Le Lopön doit se demander pourquoi tous les gens ne traversent pas les murs – je plaisante à moitié, il y a une histoire de ce genre avec Milarepa je crois. Quelqu’un lui disait qu’il était un grand sorcier de traverser les murs, et lui même répondait que c’était les gens qui étaient de grands sorciers de ne pas le faire -. De fait, la clarté étant chose naturelle, on attribue à tout le monde celle qu’on peut avoir, et on ne comprend pas que cela soit si peu répandu.

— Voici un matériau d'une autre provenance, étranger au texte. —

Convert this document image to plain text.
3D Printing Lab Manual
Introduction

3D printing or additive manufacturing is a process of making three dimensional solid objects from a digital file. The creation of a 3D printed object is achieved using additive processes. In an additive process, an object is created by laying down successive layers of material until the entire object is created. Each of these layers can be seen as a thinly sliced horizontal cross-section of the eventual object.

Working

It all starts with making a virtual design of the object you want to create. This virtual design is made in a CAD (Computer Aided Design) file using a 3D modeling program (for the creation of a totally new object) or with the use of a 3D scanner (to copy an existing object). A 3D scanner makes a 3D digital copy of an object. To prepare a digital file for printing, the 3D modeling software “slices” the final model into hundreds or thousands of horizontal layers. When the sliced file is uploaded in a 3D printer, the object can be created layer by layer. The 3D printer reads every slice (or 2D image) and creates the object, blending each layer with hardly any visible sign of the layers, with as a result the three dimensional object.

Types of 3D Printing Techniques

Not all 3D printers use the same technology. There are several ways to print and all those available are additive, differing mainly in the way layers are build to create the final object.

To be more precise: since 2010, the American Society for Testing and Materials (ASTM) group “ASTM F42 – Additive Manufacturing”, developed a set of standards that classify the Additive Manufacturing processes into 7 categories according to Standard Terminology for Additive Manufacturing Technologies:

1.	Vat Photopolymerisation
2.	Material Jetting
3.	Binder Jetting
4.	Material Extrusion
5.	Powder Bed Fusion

Hier donc je regardais une autre vidéo de ma comique préférée, Isabelle Padovani, et la fin résume tout mon dilemme. Elle parle d’un tableau qui se trouve en face d’elle, explique son sentiment par rapport à ce tableau, et puis explique qu’une autre personne pourrait avoir un autre sentiment très différent et conclut que la vie c’est ça : ne pas juger, mais partager pour s’enrichir. Ne pas déclarer que le tableau est beau ou laid, mais simplement partager son sentiment et laisser les autres libres du leur. Beau programme et dans le principe, j’y souscris. Mais qu’est-ce que je fais si quelqu’un me dit : »Moi, je bats mes enfants tous les jours. Je trouve ça génial » ? Est-ce que je lui réponds « Ah oui ça a l’air cool » ? Ou si quelqu’un me dit « Regarde je me suis coupé un doigt, c’est joli non » ? De fait, c’est à peu près à cela que j’assiste tous les jours, et je ne trouve pas ça merveilleux du tout.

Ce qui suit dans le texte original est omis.